As more and more articles analyze what went wrong with the American financial system, it seems that the blame is ubiquitous.  At every level there has been greed, mismanagement, foolishness, and perfidy.  The wise and skilled used their knowledge for corrupt gain.  Those who were charged with oversight for the common good turned away their gaze.  The free enterprise system that we believed would produce self-regulated prosperity failed.  United Methodist pastor Adam Hamilton notes that “at least five of the deadly sins came into play:  gluttony, greed, sloth, envy, and ultimately pride all came before the fall.  These led to absurd economic practices that bordered on the criminal.”  (quoted in Sojourners, December, 2008)
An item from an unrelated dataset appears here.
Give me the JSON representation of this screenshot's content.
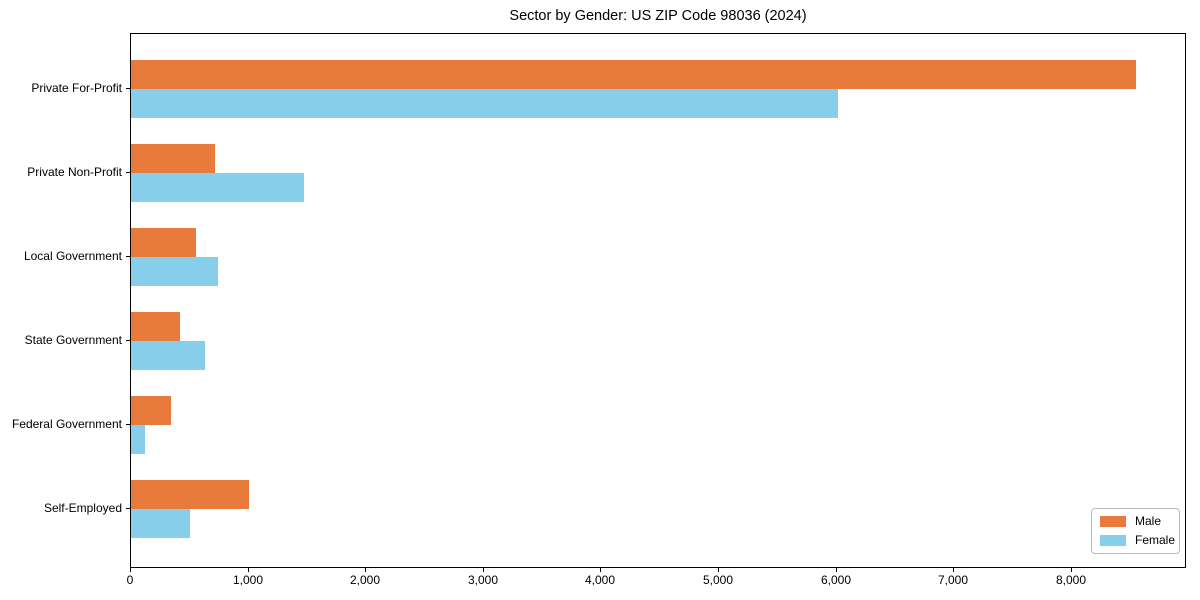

This is familiar territory for anyone who reads the prophets of the Hebrew scriptures.  This year during the opening week of Advent, those of us who follow the Episcopal Church’s Daily Office Lectionary from the Book of Common Prayer are reading from the first four chapters of Isaiah.  This fifth century BCE prophet addresses greed, dishonesty, corruption, the love of luxury, the idolatry of silver and gold, and indifference to the plight of the poor with poetic words that sound downright contemporary.  "For you shall be ashamed of the oaks in which you delighted; and you shall blush for the gardens that you have chosen.  For you shall be like an oak whose leaf withers, and like a garden without water.  The strong shall become like tinder, and their work like a spark; they and their work shall burn together, with no one to quench them." (1:29-31)

Twenty-four centuries later we watch the withering oaks:  Bear Stearns, WaMu, Lehman, Fannie Mae and Freddie Mac, AIG, Wachovia, Goldman Sachs, Morgan Stanley, Citibank, Countrywide, IndyMac, GM, Ford, and Chrysler.  "The haughtiness of people shall be humbled, and the pride of everyone shall be brought low."  (2:17)

It is the consistent Biblical message that we sow what we reap.  When we act with pride and greed and fail to walk in God’s says, disaster awaits.

Isaiah offered a process for reform and restoration for his generation.

It starts with leadership that is honest and competent.  "I will restore your judges as at the first, and your counselors as at the beginning.  Afterward you shall be called the city of righteousness, the faithful city.  Zion shall be redeemed by justice, and those in her who repent, by righteousness." (1:26) 

The prophet demands justice and compassion, especially toward the poor and weak:  “…cease to do evil, learn to do good; seek justice, rescue the oppressed, defend the orphan, plead for the widow.” (1:16bf)

Finally, Isaiah imagines a time when people “shall beat their swords into plowshares, and their spears into pruning hooks; nation shall not lift up sword against nation, neither shall they learn war any more.”  (2:4)

Honesty, justice, compassion and non-violence.  That’s the Biblical answer to economic disaster.  We’ve spent the first decade of this century deregulating honesty, empowering the greedy, ignoring the poor, and reacting with violence.  Any of the prophets could have told us what we were sowing.  Disaster.  Repentance is in order.  Repentance means to turn away from what hasn’t worked, and go in the opposite direction.  The old ways of pride haven’t worked.  Why not try honesty, justice, compassion and peace?